Passover has always been a lonely time for me.
Not that first night, of course. The seder was a burst of colors, sounds, and tastes. Purple Manishewitz seeping into white table cloths, my Israeli mom and our visiting family pounding their fists and howling “Achad Mi Yodaya” long into the night, the bitter taste of the horseradish that we dared each other to eat in enormous prickly mouthfuls.
The hard part was the next day, and the day after that, and the day after that, and on and on and on until the pleasures of that first evening were lost in the endlessness of being the only Passover-keeping family around town.
Keeping kosher was fun at home. We feasted on the Sephardic staples of rice and beans and dark chocolate lollipops from Brooklyn. But it was an entirely different matter at school. Being the only Jewish family meant that we were the only ones bringing matzah and cream cheese sandwiches until we were so tired of them that we made our way back to the lunch line to stuff ourselves on French fries and soggy spinach.
I was always keenly aware of my Jewishness, but during Passover, everyone else was aware of it, too. Bringing “Church wafer” sandwiches for lunch wasn’t exactly a way to make being Jewish seem like a fun thing. I got teased so much that I found myself going hungry rather than bring in our “weird” Passover foods.
Despite all that, I kept Passover, in my own loose fashion, every year of my life. That first bite of pasta when the sun set on the last night was more than just a reward, it was a testament to my self-discipline and strength.
And so I wanted to give my kids that same feeling of strength and self-discipline. When they were very little I made a real effort. Rice and grilled chicken replaced their staples of pasta and schnitzel. And then they grew older and my oldest son launched a war against Passover.
“No one else in my school keeps Passover, not even the Jewish kids, so why do I have to? How does not eating bread make me a better Jew? Why do I have to keep kosher when dad doesn’t?”
I have always believed that my job is to give them a background in Jewish traditions and then let my kids make their own decisions about religion. If Passover didn’t make sense to him, well, then I wasn’t going to force him to keep it.
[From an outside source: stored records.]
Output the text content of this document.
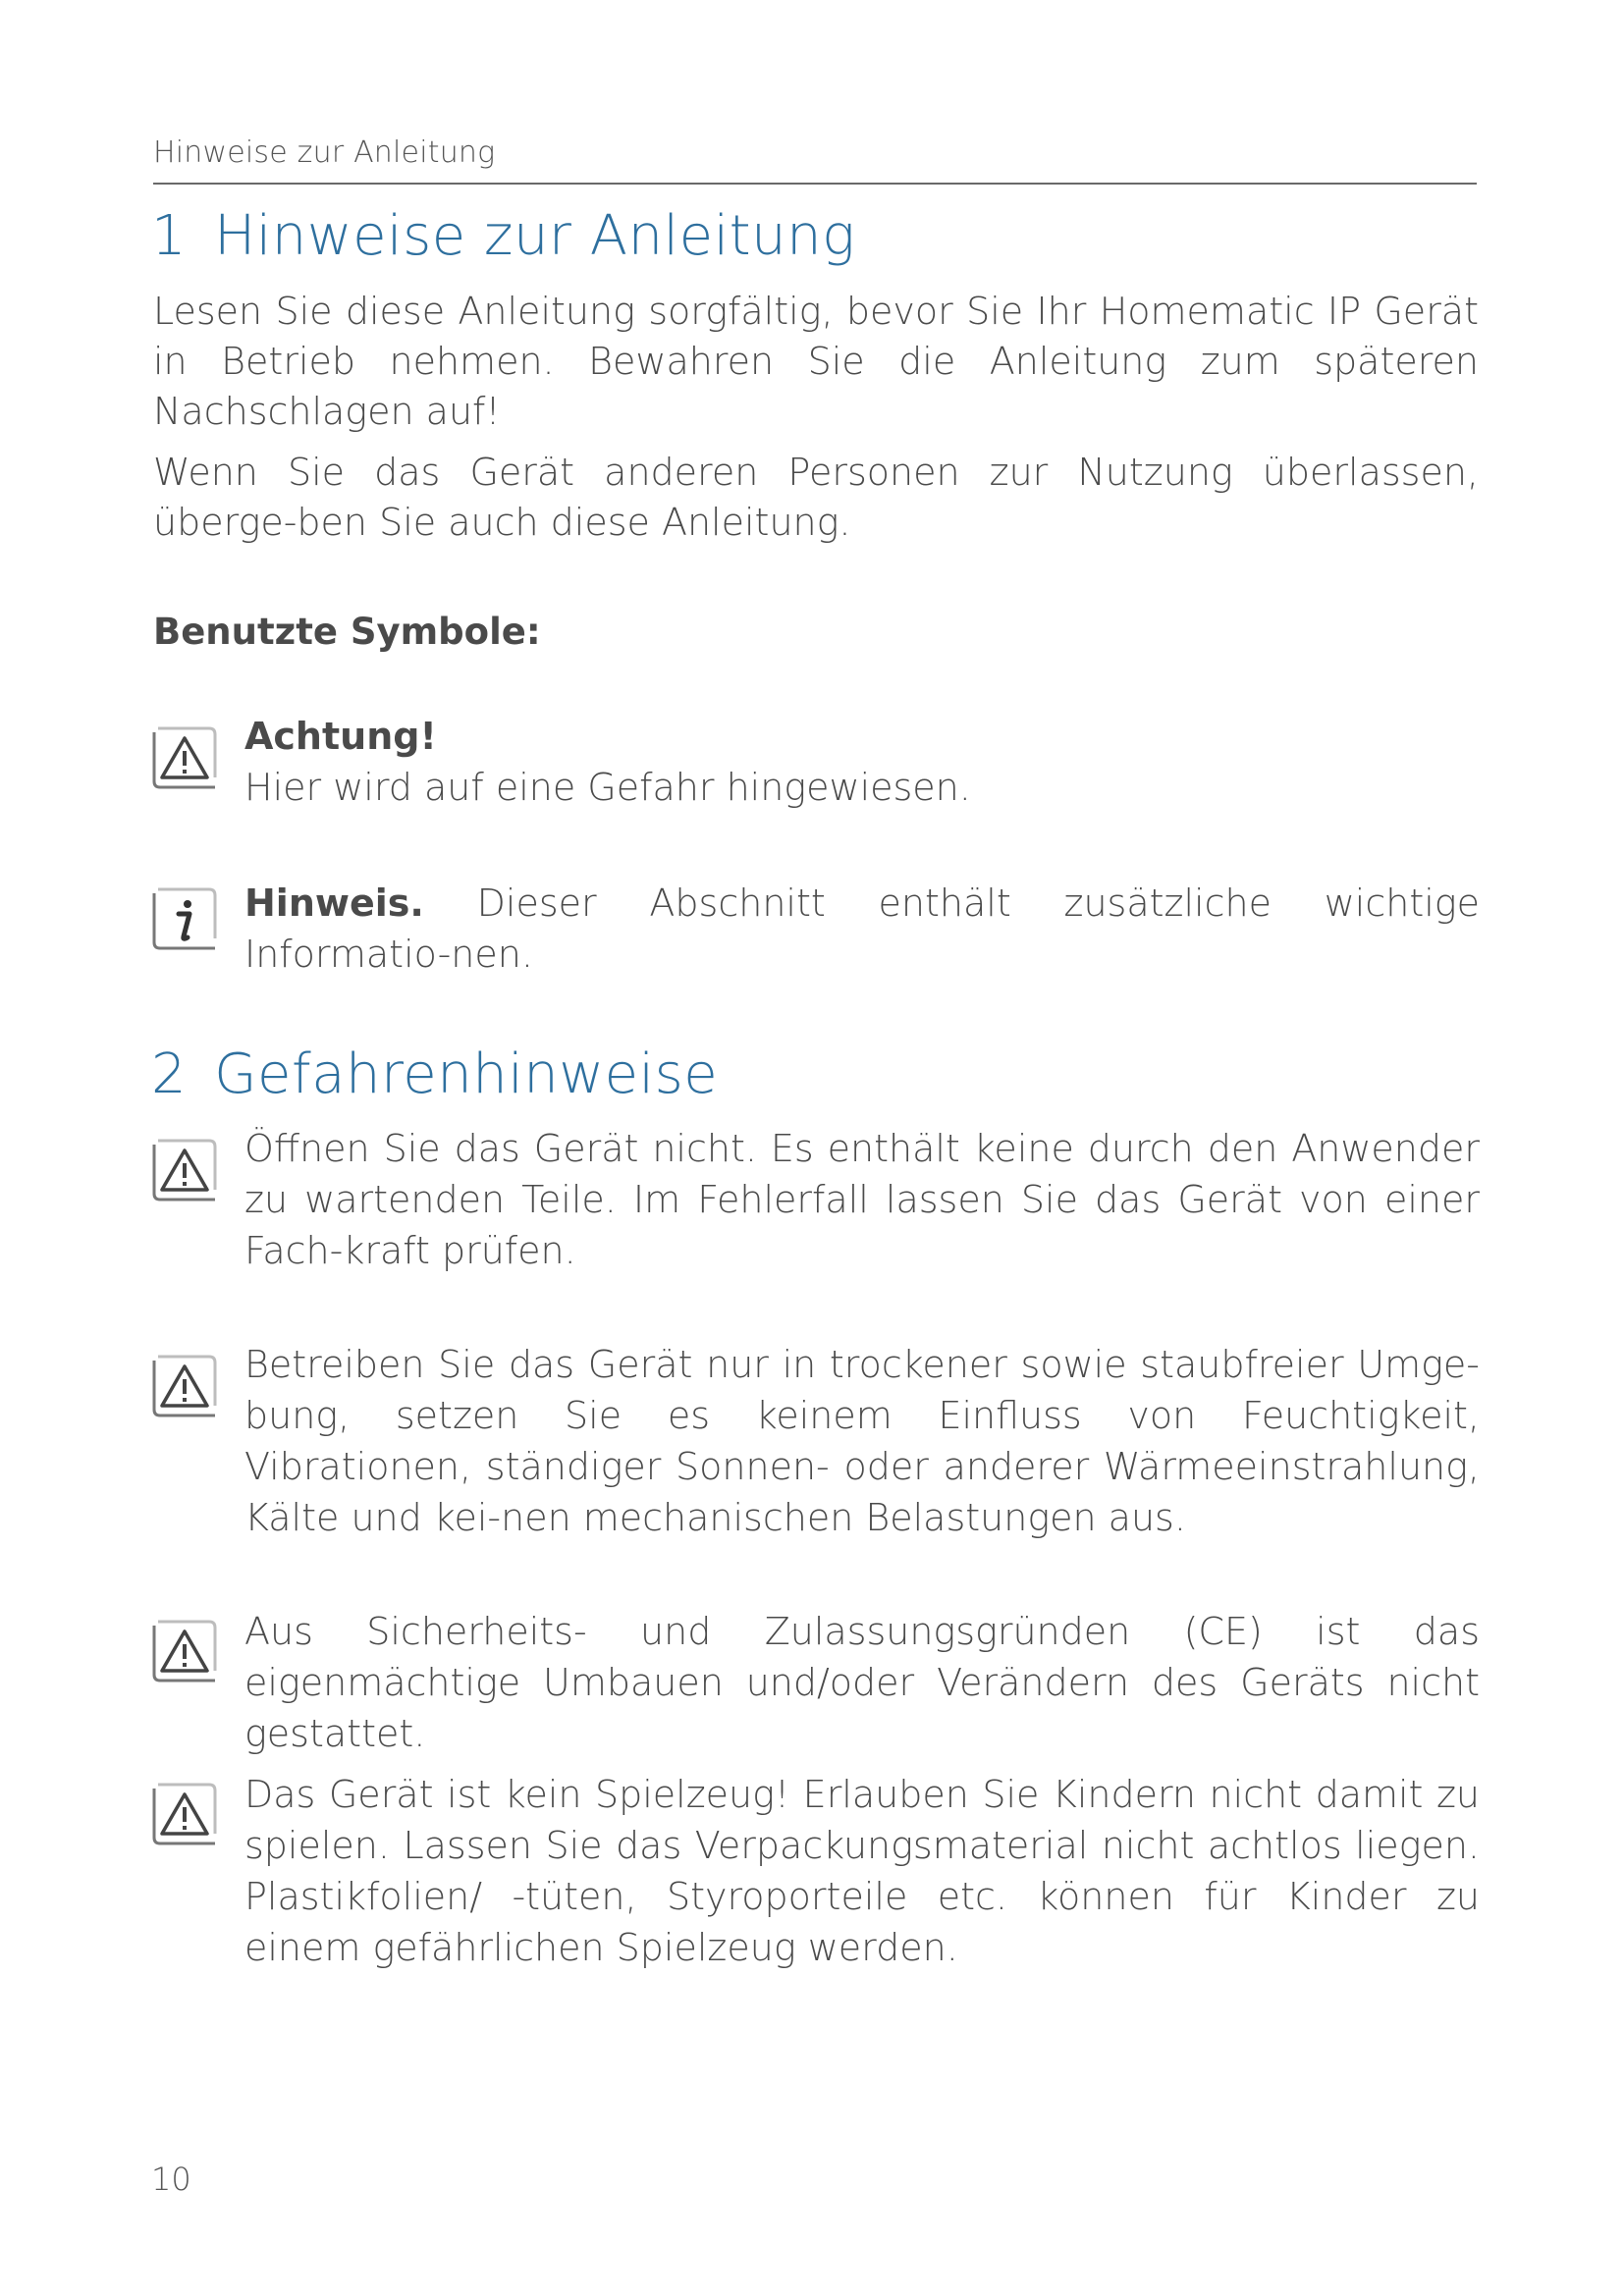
Hinweise zur Anleitung
1 Hinweise zur Anleitung

Lesen Sie diese Anleitung sorgfältig, bevor Sie Ihr Homematic IP Gerät in Betrieb nehmen. Bewahren Sie die Anleitung zum späteren Nachschlagen auf!

Wenn Sie das Gerät anderen Personen zur Nutzung überlassen, überge-ben Sie auch diese Anleitung.

Benutzte Symbole:

Achtung!
Hier wird auf eine Gefahr hingewiesen.

Hinweis. Dieser Abschnitt enthält zusätzliche wichtige Informatio-nen.

2 Gefahrenhinweise

Öffnen Sie das Gerät nicht. Es enthält keine durch den Anwender zu wartenden Teile. Im Fehlerfall lassen Sie das Gerät von einer Fach-kraft prüfen.

Betreiben Sie das Gerät nur in trockener sowie staubfreier Umge-bung, setzen Sie es keinem Einfluss von Feuchtigkeit, Vibrationen, ständiger Sonnen- oder anderer Wärmeeinstrahlung, Kälte und kei-nen mechanischen Belastungen aus.

Aus Sicherheits- und Zulassungsgründen (CE) ist das eigenmächtige Umbauen und/oder Verändern des Geräts nicht gestattet.

Das Gerät ist kein Spielzeug! Erlauben Sie Kindern nicht damit zu spielen. Lassen Sie das Verpackungsmaterial nicht achtlos liegen. Plastikfolien/ -tüten, Styroporteile etc. können für Kinder zu einem gefährlichen Spielzeug werden.

10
So, he didn’t. He and my (non-Jewish) husband would slip out for pizza or burgers while I fed the other little ones yet another dinner of rice and grilled chicken. (Yes, I’m aware that there are other more interesting options, but none that appealed to their picky little appetites.)
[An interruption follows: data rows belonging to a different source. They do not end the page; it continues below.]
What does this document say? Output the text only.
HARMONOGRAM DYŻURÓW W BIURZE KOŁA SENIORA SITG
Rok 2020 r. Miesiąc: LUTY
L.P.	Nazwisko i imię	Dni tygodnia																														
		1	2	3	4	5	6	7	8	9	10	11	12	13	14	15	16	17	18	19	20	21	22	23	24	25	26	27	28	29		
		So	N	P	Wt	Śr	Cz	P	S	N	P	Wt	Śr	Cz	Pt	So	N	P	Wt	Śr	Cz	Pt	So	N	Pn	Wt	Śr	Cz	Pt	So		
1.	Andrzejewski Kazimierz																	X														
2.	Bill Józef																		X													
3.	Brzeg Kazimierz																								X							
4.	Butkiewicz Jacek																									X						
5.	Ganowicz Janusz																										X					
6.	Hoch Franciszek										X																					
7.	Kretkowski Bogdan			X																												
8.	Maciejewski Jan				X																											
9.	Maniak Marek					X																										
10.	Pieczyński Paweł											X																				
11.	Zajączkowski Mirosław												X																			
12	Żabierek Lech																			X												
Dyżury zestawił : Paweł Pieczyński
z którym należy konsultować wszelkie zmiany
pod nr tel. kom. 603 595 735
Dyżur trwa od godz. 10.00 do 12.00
Without the rest of the family keeping kosher, Passover felt even lonelier than it did when I was a child. I started to wonder if it was even worth all the effort.
It continued on that way until last year. My middle son, the one who talks to God and doodles biblical scenes on his notebooks, decided to keep Passover with me. For school days, I made him peanut butter and jelly on matzah or matzah pizzas. At dinner, we’d sit together eating rice and matzah-coated chicken while the rest of the family fended for themselves.
We had great talks on those days. Talks about what it meant to be Jewish. Talks about self-discipline and how hard it is to do things you believe in even when no one else is doing them.
At the end of the week we took that first big bite of spaghetti and exchanged triumphant smiles. Before bed that night he gave me an extra big hug.
“It wasn’t so hard to keep Passover, Mom. I liked it, actually.”
“Yeah? What did you like about it?”
“It made me feel strong to be able to do it. That’s what being Jewish feels like to me. Being strong.”
I hugged him again, so tightly I could feel his little heart pounding against my chest. This little boy with his wise words and big heart had not only reminded me of why I keep Passover, but also helped me feel, for the first time in a long time, the joy that comes in keeping traditions together.